Ein Anruf genügt, und ich kann alles, was ich mir für mein Leben vorgenommen habe,
nicht
zu einem Ende führen.
Was kann ich machen, wenn ich nichts mehr machen kann? Wenn der Lebensplan komplett durchkreuzt wird?
Wenn die ganzen Überzeugungen mit einem Mal hinfällig sind?
Lebensplan,
Überzeugen, Identität:
Was ist das schon?
 
Pläne, Ideologien, Regeln, Traditionen?
Das sind wir der Familie schuldig.
 
Ist das wirklich unser Lebensplan, unsere Identität?
 
Dein Vater war Lokführer, dein Großvater war Lokführer, dein Urgroßvater war Lokführer. Und du willst Schaffner werden?
Wie ist das, wenn man dann doch Lokführer geworden ist? Wie ist das irgendwann, wenn man sein Leben lang
„gegen seine eigenen Wünsche“ gelebt hat,
weil andere „Traditionen“ als vernünftig durchgesetzt wurden?
 
Die Einen halten es durch und es lässt sich ja irgendwie damit leben, dass man die Frau, die man „standesgemäß“ zu heiraten hatte,
nicht liebt,
aber ihr Geld
ist ja auch nicht schlecht
 
Es ist nicht einfach, auszusteigen, wenn man etwas nicht mehr erträgt, es ist nicht einfach, alles weiter mitzumachen, wenn man es nicht mehr erträgt, was einen eigentlich tragen sollte.
 
 
„Ich hab einen anderen Anbieter genommen!“, sagen wir und schon sind wir wieder zufrieden:
Mit unserer Stromrechnung, mit dem Telefon und was es noch so gibt.
 
Der Anbieter verändert ja nicht meine Beziehung zu meinem Telefon, in das ich schwätze oder zu meinem Strom, den ich verbrauche.
 
Ich glaube, solche Bekehrungserlebnisse gibt es für unser Leben nicht.
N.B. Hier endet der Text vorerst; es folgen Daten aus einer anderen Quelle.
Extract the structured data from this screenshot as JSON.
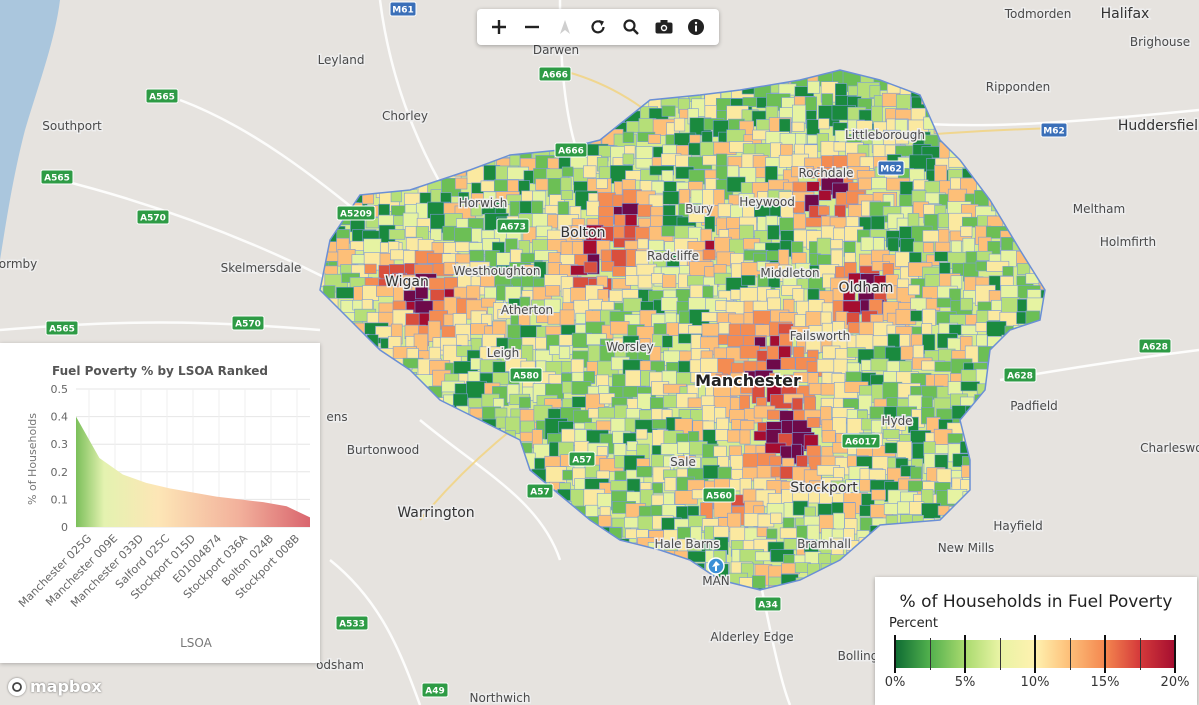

Aber den Anbieter wechseln, um mit dem besser zu leben, wo wir drinstecken,
 
ich bin natürlich von der Geschichte hier mit dem Paulus ganz weggekommen, aber in der Geschichte hat einer dafür gesorgt, dass Paulus neuen Wind bekommt.
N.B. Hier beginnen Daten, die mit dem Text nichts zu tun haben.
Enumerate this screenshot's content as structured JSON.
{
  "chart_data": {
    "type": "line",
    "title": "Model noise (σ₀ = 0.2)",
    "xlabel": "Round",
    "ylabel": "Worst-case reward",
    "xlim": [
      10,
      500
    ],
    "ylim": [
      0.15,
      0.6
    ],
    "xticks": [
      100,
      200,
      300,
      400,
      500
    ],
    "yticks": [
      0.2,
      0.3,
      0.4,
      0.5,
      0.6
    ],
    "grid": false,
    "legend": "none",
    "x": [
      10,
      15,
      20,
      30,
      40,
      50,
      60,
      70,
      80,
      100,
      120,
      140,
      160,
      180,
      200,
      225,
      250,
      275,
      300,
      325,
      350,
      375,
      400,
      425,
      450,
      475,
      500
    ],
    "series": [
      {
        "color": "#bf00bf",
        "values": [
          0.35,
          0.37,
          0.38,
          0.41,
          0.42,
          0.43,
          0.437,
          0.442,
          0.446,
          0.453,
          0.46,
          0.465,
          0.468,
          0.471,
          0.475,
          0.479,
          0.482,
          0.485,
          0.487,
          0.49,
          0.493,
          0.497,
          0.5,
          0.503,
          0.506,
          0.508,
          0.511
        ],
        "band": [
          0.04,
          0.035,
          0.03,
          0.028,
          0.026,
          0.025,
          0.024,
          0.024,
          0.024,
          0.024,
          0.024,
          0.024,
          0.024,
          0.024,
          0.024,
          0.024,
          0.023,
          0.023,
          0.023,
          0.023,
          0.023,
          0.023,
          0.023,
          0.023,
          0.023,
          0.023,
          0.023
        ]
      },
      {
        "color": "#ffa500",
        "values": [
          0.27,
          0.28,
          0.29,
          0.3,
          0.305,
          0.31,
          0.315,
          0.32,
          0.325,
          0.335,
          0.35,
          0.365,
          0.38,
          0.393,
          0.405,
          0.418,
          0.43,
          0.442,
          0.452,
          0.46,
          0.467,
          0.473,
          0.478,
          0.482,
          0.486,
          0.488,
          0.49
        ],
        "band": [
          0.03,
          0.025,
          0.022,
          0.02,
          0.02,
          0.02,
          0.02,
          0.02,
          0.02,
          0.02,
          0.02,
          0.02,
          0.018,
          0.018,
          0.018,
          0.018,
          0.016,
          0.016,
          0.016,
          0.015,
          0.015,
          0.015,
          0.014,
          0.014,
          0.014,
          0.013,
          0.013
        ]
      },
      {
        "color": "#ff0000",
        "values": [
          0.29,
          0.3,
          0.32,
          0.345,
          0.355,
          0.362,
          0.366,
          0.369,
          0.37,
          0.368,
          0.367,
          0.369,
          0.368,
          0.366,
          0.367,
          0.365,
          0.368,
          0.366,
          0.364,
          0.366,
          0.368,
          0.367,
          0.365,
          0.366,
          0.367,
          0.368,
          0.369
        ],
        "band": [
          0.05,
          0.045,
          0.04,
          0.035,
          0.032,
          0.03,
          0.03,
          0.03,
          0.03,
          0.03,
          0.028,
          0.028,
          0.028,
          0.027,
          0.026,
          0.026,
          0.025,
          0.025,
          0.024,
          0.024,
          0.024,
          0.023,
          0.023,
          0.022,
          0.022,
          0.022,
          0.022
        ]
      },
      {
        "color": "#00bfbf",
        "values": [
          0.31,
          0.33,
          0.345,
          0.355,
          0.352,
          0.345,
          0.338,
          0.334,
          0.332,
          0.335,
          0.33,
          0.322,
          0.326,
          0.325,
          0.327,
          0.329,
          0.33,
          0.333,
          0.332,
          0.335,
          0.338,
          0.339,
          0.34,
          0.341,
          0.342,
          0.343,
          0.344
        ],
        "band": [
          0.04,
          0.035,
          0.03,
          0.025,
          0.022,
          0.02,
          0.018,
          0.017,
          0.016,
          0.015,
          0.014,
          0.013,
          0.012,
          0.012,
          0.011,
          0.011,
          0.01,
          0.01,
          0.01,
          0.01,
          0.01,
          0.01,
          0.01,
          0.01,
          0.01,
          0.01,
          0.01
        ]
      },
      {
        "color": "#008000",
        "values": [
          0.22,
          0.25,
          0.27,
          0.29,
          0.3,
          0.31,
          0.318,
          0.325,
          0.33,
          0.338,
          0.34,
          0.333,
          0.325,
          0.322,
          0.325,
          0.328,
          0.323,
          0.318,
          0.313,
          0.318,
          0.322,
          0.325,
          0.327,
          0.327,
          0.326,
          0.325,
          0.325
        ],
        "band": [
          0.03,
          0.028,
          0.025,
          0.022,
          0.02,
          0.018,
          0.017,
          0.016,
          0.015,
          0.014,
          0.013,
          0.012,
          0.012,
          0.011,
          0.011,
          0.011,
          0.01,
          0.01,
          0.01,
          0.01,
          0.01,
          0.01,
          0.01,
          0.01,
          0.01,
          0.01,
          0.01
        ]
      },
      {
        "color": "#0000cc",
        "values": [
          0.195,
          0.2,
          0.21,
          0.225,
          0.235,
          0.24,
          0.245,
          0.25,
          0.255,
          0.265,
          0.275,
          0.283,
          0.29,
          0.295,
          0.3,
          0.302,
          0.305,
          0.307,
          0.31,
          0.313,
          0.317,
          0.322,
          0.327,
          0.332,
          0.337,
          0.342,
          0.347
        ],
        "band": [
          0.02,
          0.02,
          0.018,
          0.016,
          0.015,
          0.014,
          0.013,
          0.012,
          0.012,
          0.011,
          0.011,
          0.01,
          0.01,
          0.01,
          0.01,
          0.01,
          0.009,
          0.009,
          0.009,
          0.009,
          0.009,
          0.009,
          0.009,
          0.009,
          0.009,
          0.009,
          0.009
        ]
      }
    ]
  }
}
Den HeiligenGeist, und der ist nie aus.
 
Jeden Sonntag, bei jedem Gottesdienst legen wir ihm ein Gelübde ab: dem Heiligen Geist. Wir geloben ihm, ihn anzuerkennen, und er weht, wie er will, nicht um uns zu ärgern, sondern um uns zu überraschen, damit wir weitersehen und weitergehen.